Savaşa ve İnsanlığa Dair Muhteşem Oyun This War of Mine'da İşinize Yarayabilecek Tüyolar
11 bit studios tarafından piyasaya sürülmüş düşük bütçeli ancak birçok yüksek bütçeli oyunun veremediği zevki veren oyundur this world of mine. mutlaka oynamanızı tavsiye ederim, gerçekten başarılı bir oyun. oyunu baya bir inceleme fırsatım oldu.
öncelikle karakterlerin her birinin farklı özellikleri ve hassas oldukları noktalar var
anton: matematikçi. bağımlılığı yok. bağımlılığı olan karakterler bağımlı oldukları şeyi içmediklerinde üzülüyorlar. bu abimizde böyle bir şey yok. en fazla 8 eşya taşıyabiliyor.
arica: artısı gizlice sızmada usta olması. koşarken daha az ses çıkartıyor aynı zamanda kapı falan kırarken de daha az ses çıkartıyor. bu nedenle yakalanma olasılığı da daha az. eksisi sigara bağımlısı olması. en fazla 10 eşya taşıyabiliyor. dikkat edilmesi gereken nokta depresyona girerse evden kaçabiliyor ve kaçarken malzeme çalıyor.
boris: artısı oyundaki en fazla malzeme taşıyabilen karakter olması. eksisi ise en yavaş karakter olması. sigara bağımlısı. en fazla 17 eşya taşıyabiliyor.
bruno: bildiğin kebapçı, daha az malzemeyle yemek yapıyor. sigara bağımlısı. şişman.
cveta: çocukları seven gereksiz teyze. oyundaki en gereksiz karakter. bağımlılığı yok. en fazla 8 eşya taşıyabiliyor.
emilia: avukat. adam öldürdüğünüzde herkes üzülürken bu abla objektif bakıyor, üzülmeyebiliyor. 10 eşya kapasitesi var.
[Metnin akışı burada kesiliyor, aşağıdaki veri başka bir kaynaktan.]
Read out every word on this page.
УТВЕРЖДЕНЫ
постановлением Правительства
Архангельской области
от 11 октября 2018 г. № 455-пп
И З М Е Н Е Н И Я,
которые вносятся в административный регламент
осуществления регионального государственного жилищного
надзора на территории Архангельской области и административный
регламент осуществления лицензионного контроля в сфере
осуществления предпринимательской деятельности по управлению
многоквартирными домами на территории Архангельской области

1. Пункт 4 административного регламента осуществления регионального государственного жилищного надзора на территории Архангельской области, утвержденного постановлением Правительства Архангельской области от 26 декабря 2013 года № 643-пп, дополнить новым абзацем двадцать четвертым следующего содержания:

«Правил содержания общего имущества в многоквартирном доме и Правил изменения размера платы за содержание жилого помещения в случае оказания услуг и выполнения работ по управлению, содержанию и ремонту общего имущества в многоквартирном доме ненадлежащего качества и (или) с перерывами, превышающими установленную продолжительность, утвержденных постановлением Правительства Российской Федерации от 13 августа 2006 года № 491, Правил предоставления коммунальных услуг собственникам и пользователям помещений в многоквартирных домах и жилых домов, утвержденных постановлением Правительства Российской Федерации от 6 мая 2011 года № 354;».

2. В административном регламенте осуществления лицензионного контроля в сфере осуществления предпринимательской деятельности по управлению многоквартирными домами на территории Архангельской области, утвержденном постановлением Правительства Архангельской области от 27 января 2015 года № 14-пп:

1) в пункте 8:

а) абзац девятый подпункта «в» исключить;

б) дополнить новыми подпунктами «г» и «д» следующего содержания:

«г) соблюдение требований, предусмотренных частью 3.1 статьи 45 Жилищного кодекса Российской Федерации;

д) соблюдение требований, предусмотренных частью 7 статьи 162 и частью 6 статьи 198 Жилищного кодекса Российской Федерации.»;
katia: oyundaki en iyi pazarlık yapan kişi. pazarlık yaparken malzemeler %20 daha da değerleniyor. kahve bağımlısı. eşya kapasitesi 10.
marin: el işine yatkın. daha az malzemeyle eşya yapıyor. kahve bağımlısı. 10 eşya taşıyabiliyor.
marko: boris'ten sonra en yüksek eşya kapasitesine sahip karakter. 15 eşya taşıyabiliyor ve boris gibi yavaş değil.
pavle: hızlı koşuyor ancak çok duygusal. ota boka depresyona giriyor. 12 eşya kapasitesi var.
roman: dövüş ve savaş yetenekleri gelişmiş olan karakter. silah kulladığınızda diğer karakterlere göre %20 daha fazla hasar veriyor. sigara bağımlısı. bu abinin diğer bir eksi yönü de depresyona girerse evdekilerin kafasını gözünü kırabiliyor. 10 eşya taşıyabiliyor.
zlata: genel mutluluğu arttırıyor, evdekilerin moralini yukarı çekiyor. 12 eşya taşıyabiliyor.
bana kalırsa en iyi üçlü marko, katia ve marin. marin yerine roman da gelebilir çünkü ileride adam öldürmeniz gerekiyor, roman hiç dert etmeden öldürüyor. diğer karakterler öldürdüklerinde daha rahat depresyona giriyorlar.
ufak tüyolara gelirsek
- karakterleri hiçbir zaman tam doyurmanıza gerek yok. "very hungry" olduklarında yemek yedirin ve "hungry"de bırakın.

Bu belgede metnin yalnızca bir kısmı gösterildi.